Abbiamo detto che le Refote erano più di una; quindi erano collegate con un condotto unico che per travaso una alimentava l’altra, passando per il ritrecine delle mole ed essendo seriali, non interessava se una stesse lavorando o meno.

DISLOCAZIONE DELLE REFOTE

 

(*) SCALINATA  E PONTE (fatto verso fine 1800 per realizzare la strada di Monteflavio)

Ponte del Diavolo  Come è attualmente il mulino di Casoli 

DOVE ERANO DISLOCATE LE REFOTE

LA REFOTA

Tanto per chiarire, visto che non si reperisce tanto facilmente il termine REFOTA  sui dizionari, anche come termine dialettale o regionale, vediamo di definire cosa s’intende per  REFOTA.

  Cominciamo col dire che molti pensano sia un termine dialettale pertanto scrivono “RIFOLTA o REFOLTA“: NIENTE DI PIÙ ERRATO!

L’etimologia della parola potrebbe derivare dal termine latino refodio che vuol dire scavare, disotterrare. PARADIGMA: refodio, is- refodi – refossum – refodere.  Per es. Plinio il Vecchio lo ha usato in Naturale historia:  “… solo quam altissimo refosso – scavato il terreno il più possibile in profondità” .  Ha poi preso  il significato di una fossa, un canale, scavato a fianco di un torrente per aumentarne la portata e quindi un rinforzo al fosso.
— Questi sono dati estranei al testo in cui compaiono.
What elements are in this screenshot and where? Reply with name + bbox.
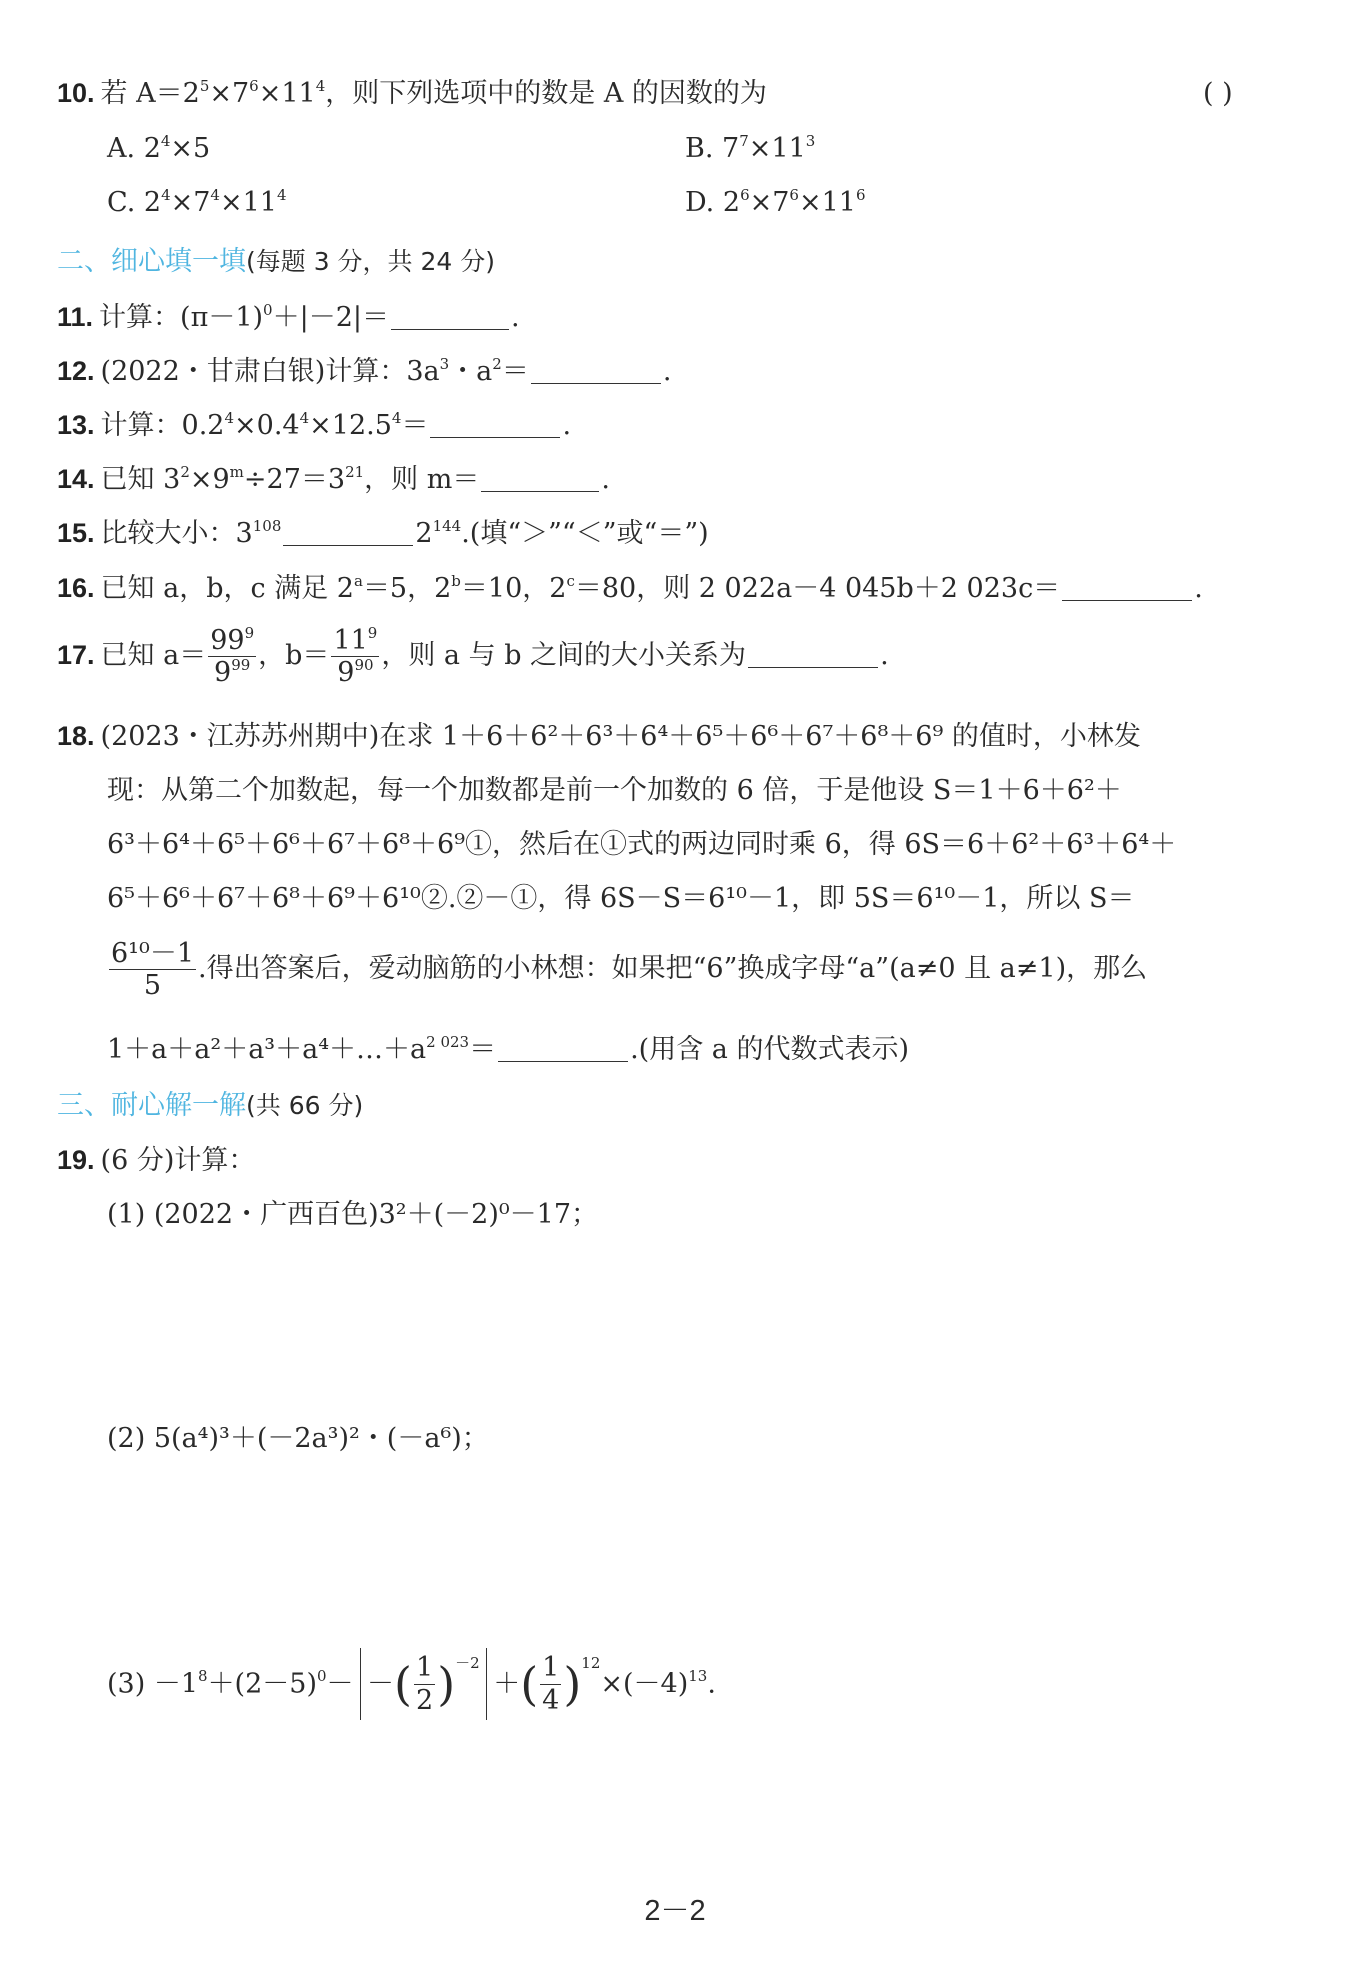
question-18-line-4: 6⁵＋6⁶＋6⁷＋6⁸＋6⁹＋6¹⁰②.②－①，得 6S－S＝6¹⁰－1，即 5S＝6¹⁰－1，所以 S＝ — [107, 883, 1135, 914]
option-a[interactable]: A. $2^4\times 5$ — [107, 132, 211, 164]
answer-blank[interactable] — [748, 641, 878, 668]
section-3-heading: 三、耐心解一解(共 66 分) — [57, 1090, 364, 1121]
answer-paren[interactable]: ( ) — [1203, 78, 1233, 109]
answer-blank[interactable] — [531, 357, 661, 384]
question-18-line-3: 6³＋6⁴＋6⁵＋6⁶＋6⁷＋6⁸＋6⁹①，然后在①式的两边同时乘 6，得 6S＝6＋6²＋6³＋6⁴＋ — [107, 829, 1177, 860]
question-number: 10. — [57, 78, 95, 108]
page-number: 2－2 — [644, 1895, 706, 1927]
answer-blank[interactable] — [430, 411, 560, 438]
question-18-line-1: 18. (2023・江苏苏州期中)在求 1＋6＋6²＋6³＋6⁴＋6⁵＋6⁶＋6⁷＋6⁸＋6⁹ 的值时，小林发 — [57, 721, 1141, 752]
question-18-line-5: $\frac{\text{6¹⁰－1}}{5}$ .得出答案后，爱动脑筋的小林想：如果把“6”换成字母“a”(a≠0 且 a≠1)，那么 — [111, 938, 1148, 1002]
answer-blank[interactable] — [498, 1035, 628, 1062]
question-16: 16. 已知 a，b，c 满足 $2^a=5$，$2^b=10$，$2^c=80$，则 2 022a－4 045b＋2 023c＝ . — [57, 572, 1203, 604]
question-18-line-6: $1+a+a^2+a^3+a^4+\dots+a^{2 023}=$ .(用含 a 的代数式表示) — [107, 1033, 910, 1065]
question-15: 15. 比较大小：$3^{108}$ $2^{144}$.(填“＞”“＜”或“＝”) — [57, 517, 709, 549]
option-c[interactable]: C. $2^4\times 7^4\times 11^4$ — [107, 186, 287, 218]
question-17: 17. 已知 a＝ $\frac{99^9}{9^{99}}$ ，b＝ $\frac{11^9}{9^{90}}$ ，则 a 与 b 之间的大小关系为 . — [57, 624, 889, 689]
option-b[interactable]: B. $7^7\times 11^3$ — [685, 132, 816, 164]
question-18-line-2: 现：从第二个加数起，每一个加数都是前一个加数的 6 倍，于是他设 S＝1＋6＋6²＋ — [107, 775, 1122, 806]
answer-blank[interactable] — [283, 519, 413, 546]
question-10: 10. 若 $A=2^5\times 7^6\times 11^4$，则下列选项中的数是 A 的因数的为 — [57, 77, 767, 109]
question-14: 14. 已知 $3^2\times 9^m\div 27=3^{21}$，则 m＝ . — [57, 463, 610, 495]
question-19-part-3: $(3) -1^8+(2-5)^0-$ －( $\frac{1}{2}$ )$^{-2}$＋( $\frac{1}{4}$ )$^{12}\times(-4)^{13}$. — [107, 1648, 716, 1728]
question-19: 19. (6 分)计算： — [57, 1145, 256, 1176]
fraction-s: $\frac{\text{6¹⁰－1}}{5}$ — [111, 938, 195, 1002]
question-19-part-1: (1) (2022・广西百色)3²＋(－2)⁰－17； — [107, 1199, 599, 1230]
section-2-heading: 二、细心填一填(每题 3 分，共 24 分) — [57, 246, 496, 277]
fraction-b: $\frac{11^9}{9^{90}}$ — [333, 624, 378, 689]
answer-blank[interactable] — [1062, 574, 1192, 601]
question-12: 12. (2022・甘肃白银)计算：$3a^3$・$a^2=$ . — [57, 355, 672, 387]
question-19-part-2: (2) 5(a⁴)³＋(－2a³)²・(－a⁶)； — [107, 1423, 489, 1454]
answer-blank[interactable] — [391, 303, 509, 330]
question-11: 11. 计算：$(\pi-1)^0+|-2|=$ . — [57, 301, 520, 333]
fraction-a: $\frac{99^9}{9^{99}}$ — [210, 624, 255, 689]
abs-bar-left — [360, 1648, 362, 1720]
answer-blank[interactable] — [481, 465, 599, 492]
abs-bar-right — [486, 1648, 488, 1720]
question-13: 13. 计算：$0.2^4\times 0.4^4\times 12.5^4=$ . — [57, 409, 572, 441]
option-d[interactable]: D. $2^6\times 7^6\times 11^6$ — [685, 186, 866, 218]
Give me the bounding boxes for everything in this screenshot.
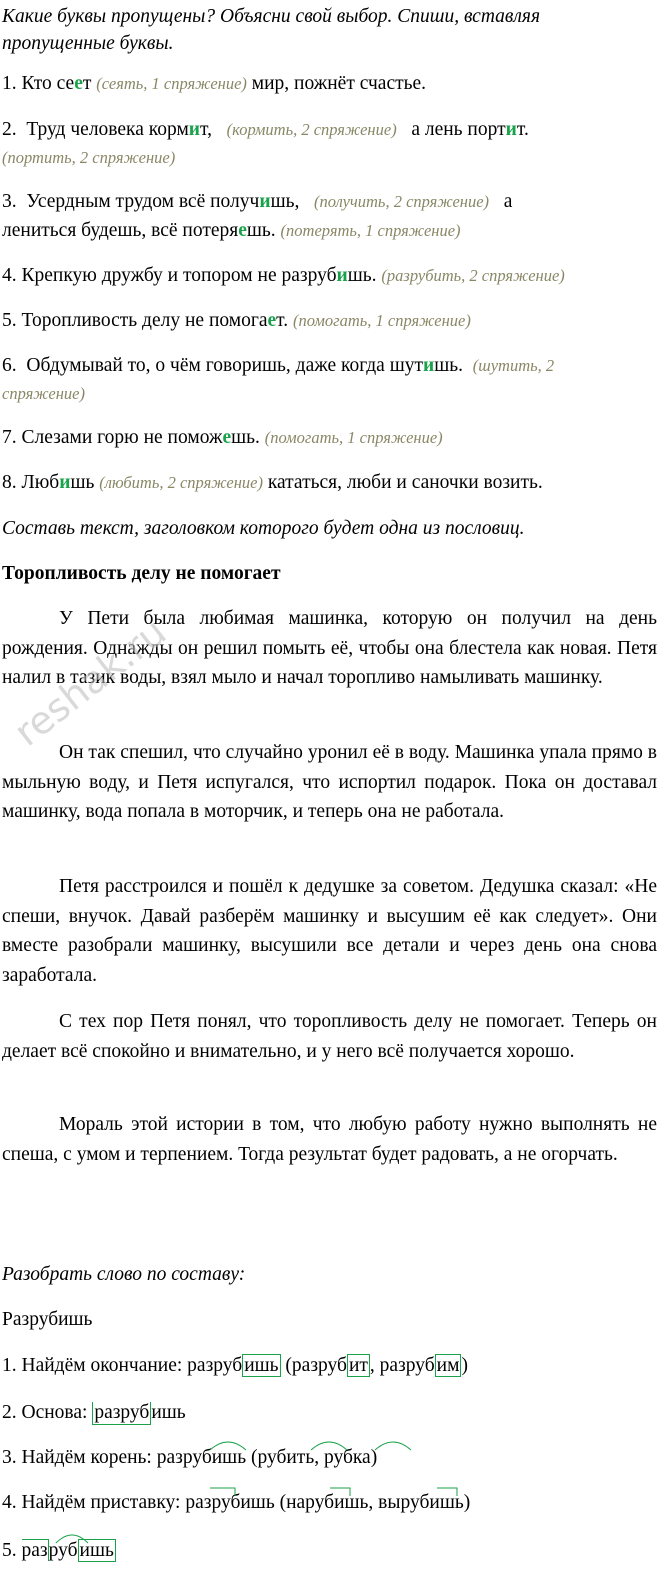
root-mark: руб (48, 1540, 78, 1561)
ending-box: ит (348, 1355, 368, 1376)
task-item-3: 3. Усердным трудом всё получишь, (получить, 2 спряжение) а (2, 191, 513, 212)
task-item-6: 6. Обдумывай то, о чём говоришь, даже когда шутишь. (шутить, 2 (2, 355, 555, 376)
root-arc (311, 1442, 347, 1450)
root-arc (56, 1535, 88, 1543)
ending-box: им (436, 1355, 460, 1376)
task-item-6-hint2: спряжение) (2, 384, 85, 403)
morph-step-2: 2. Основа: разруб ишь (2, 1402, 186, 1423)
essay-title: Торопливость делу не помогает (2, 563, 281, 584)
task-instruction: Какие буквы пропущены? Объясни свой выбор. Спиши, вставляя пропущенные буквы. (2, 6, 541, 54)
task-item-7: 7. Слезами горю не поможешь. (помогать, 1 спряжение) (2, 427, 443, 448)
essay-instruction: Составь текст, заголовком которого будет одна из пословиц. (2, 518, 525, 539)
ending-box: ишь (79, 1540, 114, 1561)
essay-paragraph: У Пети была любимая машинка, которую он получил на день рождения. Однажды он решил помыть её, чтобы она блестела как новая. Петя налил в тазик воды, взял мыло и начал торопливо намыливать машинку. (2, 608, 657, 688)
morph-word: Разрубишь (2, 1309, 93, 1330)
root-arc (375, 1442, 411, 1450)
ending-box: ишь (244, 1355, 279, 1376)
task-item-8: 8. Любишь (любить, 2 спряжение) кататься, люби и саночки возить. (2, 472, 543, 493)
prefix-mark (330, 1488, 350, 1496)
task-item-2: 2. Труд человека кормит, (кормить, 2 спряжение) а лень портит. (2, 119, 529, 140)
prefix-mark (210, 1488, 235, 1496)
task-item-5: 5. Торопливость делу не помогает. (помогать, 1 спряжение) (2, 310, 471, 331)
stem-mark: разруб (94, 1402, 150, 1423)
essay-paragraph: Он так спешил, что случайно уронил её в воду. Машинка упала прямо в мыльную воду, и Петя испугался, что испортил подарок. Пока он доставал машинку, вода попала в моторчик, и теперь она не работала. (2, 742, 657, 822)
morph-step-5: 5. разруб ишь (2, 1540, 114, 1561)
task-item-4: 4. Крепкую дружбу и топором не разрубишь. (разрубить, 2 спряжение) (2, 265, 565, 286)
essay-paragraph: С тех пор Петя понял, что торопливость делу не помогает. Теперь он делает всё спокойно и внимательно, и у него всё получается хорошо. (2, 1011, 657, 1062)
morph-step-3: 3. Найдём корень: разрубишь (рубить, рубка) (2, 1447, 378, 1468)
watermark: reshak.ru (6, 609, 175, 755)
essay-paragraph: Петя расстроился и пошёл к дедушке за советом. Дедушка сказал: «Не спеши, внучок. Давай разберём машинку и высушим её как следует». Они вместе разобрали машинку, высушили все детали и через день она снова заработала. (2, 876, 657, 986)
morph-step-1: 1. Найдём окончание: разруб ишь (разруб ит , разруб им ) (2, 1355, 468, 1376)
prefix-mark: раз (21, 1540, 48, 1561)
root-arc (210, 1442, 246, 1450)
essay-paragraph: Мораль этой истории в том, что любую работу нужно выполнять не спеша, с умом и терпением. Тогда результат будет радовать, а не огорчать. (2, 1114, 657, 1165)
morph-step-4: 4. Найдём приставку: разрубишь (нарубишь, вырубишь) (2, 1492, 471, 1513)
morph-instruction: Разобрать слово по составу: (2, 1264, 246, 1285)
task-item-1: 1. Кто сеет (сеять, 1 спряжение) мир, пожнёт счастье. (2, 73, 427, 94)
task-item-2-hint2: (портить, 2 спряжение) (2, 148, 176, 167)
hint: (сеять, 1 спряжение) (96, 74, 247, 93)
task-item-3-cont: лениться будешь, всё потеряешь. (потерять, 1 спряжение) (2, 220, 461, 241)
prefix-mark (437, 1488, 457, 1496)
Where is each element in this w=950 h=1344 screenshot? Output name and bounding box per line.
In alcune zone ha assunto il significato del canale di conduttura e la cisterna che accumulava l’acqua per servire i mulini ad acqua prendendo il nome di REFOTA.  Ma, per me, l’ipotesi  più vicina alla realtà sarebbe che derivi da refundo, is, refusi, refusum, refundere  cioè ridistribuire, rendere.  Infatti lo scopo delle REFOTE (a Moricone ne esistevano, all’epoca, 4 adiacenti all’abitato per i mulini ad acqua ed una in località “Strepparo” [Osteria di Moricone] dove veniva preparata la canapa[1]  per la filatura).

[1] fino agli inizi del 1800 a Moricone si coltivava canapa tessile

  La refota principale, oggi erroneamente e  “sacrilegamente” chiamato giardino azzurro, riceveva l’acqua dalla sorgente di Casoli (monte Gennaro) attraverso una condotta  per ridistribuirla alle altre per alimentare i 4 mulini.

 Quando era il momento di macinare l’addetto, da dentro la casa del custode, tirava la fune B  attraverso il foro A aprendo la saracinesca C

COME DALLE FIGURE

 

 

ESEMPIO DI MULINO

ESEMPIO DI FRANTOIO

 

 

 

ATTUALE (26/11/2011)

Le fotografie sono state scattate dall’autore in data  26/11/2011   e a tutt’oggi la situazione è cambiata di poco. E ciò non tanto per la poca cura al riordino quanto soprattutto ALLA INCIVILTÀ DEI GIOVANI FREQUENTATORI DI QUESTA REALTÀ  STORICA  ABBANDONATA  DA SEMPRE!